Inflation once again broke the records of its historical series in the euro zone, reaching 5.8% in a sustained trend that already raises questions about its behavior in the rest of the year.

According to the European statistics agency, Eurostat, inflation, which had already broken the records of its historical series in January by registering 5.1%, shot up 0.7 percentage points in February.

Among the major euro zone economies, Eurostat recorded an increase in inflation in February of 5.5% in Germany (5.1% in January) and 4.1% in France (3.3% in January).

In Spain, meanwhile, Eurostat estimated 7.5% inflation in February.
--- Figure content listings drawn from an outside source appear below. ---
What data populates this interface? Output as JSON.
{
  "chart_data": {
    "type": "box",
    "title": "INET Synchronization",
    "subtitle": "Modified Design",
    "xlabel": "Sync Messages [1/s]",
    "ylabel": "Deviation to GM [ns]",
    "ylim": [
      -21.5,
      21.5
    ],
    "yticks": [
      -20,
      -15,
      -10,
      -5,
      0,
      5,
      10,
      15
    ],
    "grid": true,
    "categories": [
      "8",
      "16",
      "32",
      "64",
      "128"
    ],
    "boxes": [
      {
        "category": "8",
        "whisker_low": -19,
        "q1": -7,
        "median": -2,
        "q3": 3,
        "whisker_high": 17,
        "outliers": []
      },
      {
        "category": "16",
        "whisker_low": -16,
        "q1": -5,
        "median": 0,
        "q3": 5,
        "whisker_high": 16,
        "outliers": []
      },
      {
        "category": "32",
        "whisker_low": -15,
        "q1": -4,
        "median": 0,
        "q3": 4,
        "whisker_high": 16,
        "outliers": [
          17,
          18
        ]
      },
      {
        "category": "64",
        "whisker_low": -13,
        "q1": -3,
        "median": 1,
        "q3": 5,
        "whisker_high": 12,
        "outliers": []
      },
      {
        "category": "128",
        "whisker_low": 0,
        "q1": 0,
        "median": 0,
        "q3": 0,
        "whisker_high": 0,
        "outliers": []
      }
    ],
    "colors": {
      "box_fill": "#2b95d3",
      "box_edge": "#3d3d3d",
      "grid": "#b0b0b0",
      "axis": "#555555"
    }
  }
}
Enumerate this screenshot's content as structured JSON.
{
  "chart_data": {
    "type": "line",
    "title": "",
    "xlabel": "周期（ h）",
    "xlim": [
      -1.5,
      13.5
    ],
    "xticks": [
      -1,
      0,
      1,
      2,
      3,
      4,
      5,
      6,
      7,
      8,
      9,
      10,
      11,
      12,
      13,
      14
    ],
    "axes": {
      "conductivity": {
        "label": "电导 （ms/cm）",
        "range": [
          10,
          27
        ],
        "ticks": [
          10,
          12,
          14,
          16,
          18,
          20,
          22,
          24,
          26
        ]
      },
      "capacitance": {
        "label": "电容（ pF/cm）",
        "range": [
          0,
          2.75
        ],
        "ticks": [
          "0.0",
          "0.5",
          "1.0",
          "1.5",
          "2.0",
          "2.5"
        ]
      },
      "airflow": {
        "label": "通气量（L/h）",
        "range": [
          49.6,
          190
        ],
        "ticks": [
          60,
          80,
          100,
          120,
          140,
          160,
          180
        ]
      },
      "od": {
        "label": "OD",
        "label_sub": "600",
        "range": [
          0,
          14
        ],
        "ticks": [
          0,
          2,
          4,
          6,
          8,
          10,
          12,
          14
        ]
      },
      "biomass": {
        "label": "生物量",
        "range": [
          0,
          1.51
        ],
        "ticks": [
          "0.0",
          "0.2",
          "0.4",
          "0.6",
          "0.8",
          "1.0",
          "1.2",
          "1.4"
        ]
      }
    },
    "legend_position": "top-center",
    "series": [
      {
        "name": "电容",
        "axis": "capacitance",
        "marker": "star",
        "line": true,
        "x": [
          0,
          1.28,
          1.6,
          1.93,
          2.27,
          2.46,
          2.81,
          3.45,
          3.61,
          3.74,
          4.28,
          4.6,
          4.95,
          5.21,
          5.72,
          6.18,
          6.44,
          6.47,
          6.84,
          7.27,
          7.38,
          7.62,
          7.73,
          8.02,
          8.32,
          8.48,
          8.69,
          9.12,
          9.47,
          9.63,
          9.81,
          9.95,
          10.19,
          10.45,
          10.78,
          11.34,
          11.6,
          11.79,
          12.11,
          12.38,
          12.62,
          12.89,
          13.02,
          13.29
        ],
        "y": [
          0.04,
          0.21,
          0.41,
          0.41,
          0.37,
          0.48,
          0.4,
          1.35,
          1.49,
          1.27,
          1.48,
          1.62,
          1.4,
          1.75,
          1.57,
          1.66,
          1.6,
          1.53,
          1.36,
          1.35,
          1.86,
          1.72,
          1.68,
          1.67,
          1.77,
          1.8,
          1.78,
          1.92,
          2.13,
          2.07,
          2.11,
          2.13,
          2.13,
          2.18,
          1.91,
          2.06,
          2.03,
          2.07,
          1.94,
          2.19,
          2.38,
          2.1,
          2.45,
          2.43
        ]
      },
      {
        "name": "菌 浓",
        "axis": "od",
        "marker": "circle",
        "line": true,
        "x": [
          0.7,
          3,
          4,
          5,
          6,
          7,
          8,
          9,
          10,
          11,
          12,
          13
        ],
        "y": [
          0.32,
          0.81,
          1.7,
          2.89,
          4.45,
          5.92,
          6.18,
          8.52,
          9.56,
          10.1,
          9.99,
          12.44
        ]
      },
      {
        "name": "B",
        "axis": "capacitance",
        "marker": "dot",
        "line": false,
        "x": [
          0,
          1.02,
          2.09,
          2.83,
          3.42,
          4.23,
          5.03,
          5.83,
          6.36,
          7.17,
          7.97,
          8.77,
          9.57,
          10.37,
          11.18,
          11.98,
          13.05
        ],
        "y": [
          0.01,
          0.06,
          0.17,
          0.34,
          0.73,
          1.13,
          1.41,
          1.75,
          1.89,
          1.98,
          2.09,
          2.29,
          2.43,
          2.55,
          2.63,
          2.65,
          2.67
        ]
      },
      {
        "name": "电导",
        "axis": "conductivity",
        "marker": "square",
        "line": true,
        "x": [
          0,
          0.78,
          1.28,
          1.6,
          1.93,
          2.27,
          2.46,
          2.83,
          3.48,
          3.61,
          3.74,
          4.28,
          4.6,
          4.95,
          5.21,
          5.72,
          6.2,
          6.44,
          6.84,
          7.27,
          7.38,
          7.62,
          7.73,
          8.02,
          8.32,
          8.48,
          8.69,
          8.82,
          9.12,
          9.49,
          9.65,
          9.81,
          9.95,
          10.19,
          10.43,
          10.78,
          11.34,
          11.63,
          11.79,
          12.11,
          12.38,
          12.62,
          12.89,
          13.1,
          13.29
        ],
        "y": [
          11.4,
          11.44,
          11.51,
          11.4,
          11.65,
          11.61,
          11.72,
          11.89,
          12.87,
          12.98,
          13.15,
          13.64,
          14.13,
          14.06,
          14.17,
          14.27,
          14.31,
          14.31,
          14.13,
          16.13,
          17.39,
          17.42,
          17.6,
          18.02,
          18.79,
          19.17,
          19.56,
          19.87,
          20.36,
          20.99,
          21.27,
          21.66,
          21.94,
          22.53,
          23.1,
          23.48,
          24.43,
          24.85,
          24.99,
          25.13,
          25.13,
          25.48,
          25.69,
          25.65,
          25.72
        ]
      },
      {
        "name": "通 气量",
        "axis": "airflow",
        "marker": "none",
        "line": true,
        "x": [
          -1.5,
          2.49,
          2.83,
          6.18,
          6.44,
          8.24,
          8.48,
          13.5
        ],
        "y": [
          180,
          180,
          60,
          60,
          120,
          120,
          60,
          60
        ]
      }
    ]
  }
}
On Monday, the National Institute of Statistics (INE) of that country had announced a record of 7.4%, which already represented its highest level in 30 years.

In January, Spain had registered an inflation of 6.2%, according to Eurostat.

Lithuania -with inflation in February estimated at 13.9%- and Estonia -12.4%- are the two countries with the strongest increase.

At the other extreme, France exhibited 4.1% and Portugal 4.4%, both countries with low levels of inflation but still higher than the results they had posted in January.

The presentation of these Eurostat estimates coincided with a rise in Brent oil prices, to more than 110 dollars per barrel, their highest price in seven years.

Meanwhile, the price of natural gas in Europe reached 194,715 euros per megawatt/hour (MWh).

constant pressure

According to Eurostat, this trend in energy prices does not give respite to inflation.

According to the agency, the weight of the increases in energy is of such magnitude that if this factor is eliminated from the calculations, inflation in the eurozone in February would have been around 3 percent.

In addition, the European continent now lives with a worsening reality, given the intense mobilization of resources to support Ukraine, which is suffering a military invasion by Russia.

It is estimated that practically a third of the natural gas used in Europe comes from Russia, and the new scenario makes Europe’s need to find an alternative that also allows it to reduce costs even more urgent.

In addition, the rise in energy prices ends up exerting pressure on consumer prices in the food segment.

In addition, the European Union (EU) adopted heavy sanctions against officials and entities in Russia, restrictive measures of such scope that, as leaders of the European institutions admit, they will also have a cost for the bloc.

Above 6%

For Jack Allen-Reynolds, an analyst at the consulting firm Capital Economics, the sustained upward trend in inflation and the new scenario marked by a warlike conflict should cause inflation to exceed 6% by the end of this month.

The Eurostat numbers, he noted, “suggest that price pressures remain extremely strong, so we expect core inflation to rise further. Coupled with higher energy and food inflation, this should boost the headline rate.” above 6%, probably in March”.

From that month, “both headline and core inflation may be above the 2% target well into next year, if not much longer,” he added.

Meanwhile, Fritzi Köhler-Geib, an economist at the German bank KfW, pointed out that Europe’s dependence on gas and oil imports “has caused inflation to rise in almost all member states of the euro zone during the last six months.”